Three Republicans told Booker they found his remarks powerful and praised him for "taking things to a higher level." Berman asked if any of them would vote to confirm Katanji Brown Jackson. Booker laughed. "Not a one." ('I'm Not Talking About Racism. I’m Talking About Decency.')


The bar for taking things to a higher level could hardly have been lower after the statesmen Josh Hawley, Ted Cruz, and Lindsey Graham devoted the week to spewing out a smear campaign worthy of Joe McCarthy and the Red scare of the early 1950s. She was, they said, a tool of the radical left, soft on pornography and pedophilia, and if not a devoted follower at least a fellow traveler of critical race theory and the 1619 Project. Every charge was multiply debunked and refuted by Jackson herself and numerous others inside the committee room and out.

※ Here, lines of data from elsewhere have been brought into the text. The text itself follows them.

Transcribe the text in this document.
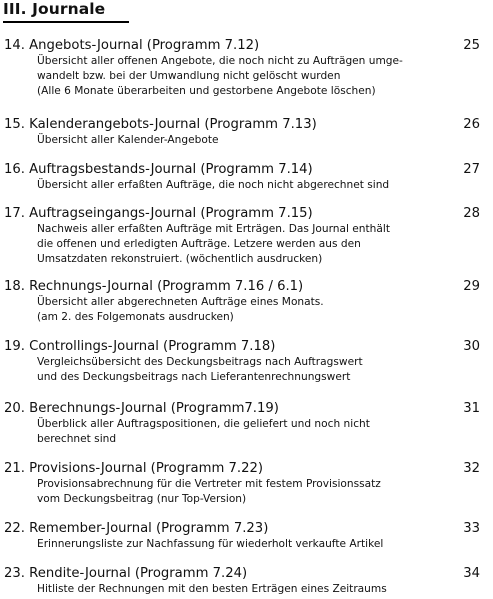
III. Journale
14. Angebots-Journal (Programm 7.12)	25
Übersicht aller offenen Angebote, die noch nicht zu Aufträgen umge-
wandelt bzw. bei der Umwandlung nicht gelöscht wurden
(Alle 6 Monate überarbeiten und gestorbene Angebote löschen)
15. Kalenderangebots-Journal (Programm 7.13)	26
Übersicht aller Kalender-Angebote
16. Auftragsbestands-Journal (Programm 7.14)	27
Übersicht aller erfaßten Aufträge, die noch nicht abgerechnet sind
17. Auftragseingangs-Journal (Programm 7.15)	28
Nachweis aller erfaßten Aufträge mit Erträgen. Das Journal enthält
die offenen und erledigten Aufträge. Letzere werden aus den
Umsatzdaten rekonstruiert. (wöchentlich ausdrucken)
18. Rechnungs-Journal (Programm 7.16 / 6.1)	29
Übersicht aller abgerechneten Aufträge eines Monats.
(am 2. des Folgemonats ausdrucken)
19. Controllings-Journal (Programm 7.18)	30
Vergleichsübersicht des Deckungsbeitrags nach Auftragswert
und des Deckungsbeitrags nach Lieferantenrechnungswert
20. Berechnungs-Journal (Programm7.19)	31
Überblick aller Auftragspositionen, die geliefert und noch nicht
berechnet sind
21. Provisions-Journal (Programm 7.22)	32
Provisionsabrechnung für die Vertreter mit festem Provisionssatz
vom Deckungsbeitrag (nur Top-Version)
22. Remember-Journal (Programm 7.23)	33
Erinnerungsliste zur Nachfassung für wiederholt verkaufte Artikel
23. Rendite-Journal (Programm 7.24)	34
Hitliste der Rechnungen mit den besten Erträgen eines Zeitraums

There is speculation, unfortunately far from idle, that the Senate Judiciary Committee, made up of eleven Democrats and eleven Republicans, will deadlock on a party line vote. Democrat leadership will have to go through additional rigmarole to bring Jackson's nomination to the floor for a vote by the full Senate, where it will surprise no one if she does not receive a single Republican vote. With all Democrats presumably voting to confirm, Vice President Kamala Harris will cast the tie-breaking vote and the eminently qualified and admirably dignified Jackson will become Justice Jackson.


Nothing could speak more clearly to the moral and intellectual bankruptcy of the Republican Party than the way this has played out. Not just the Trumpist wing. Not just the ones who disgrace themselves every time they stand, or in the case of the Jackson hearings, sit in front of a microphone and a camera. The party. Period.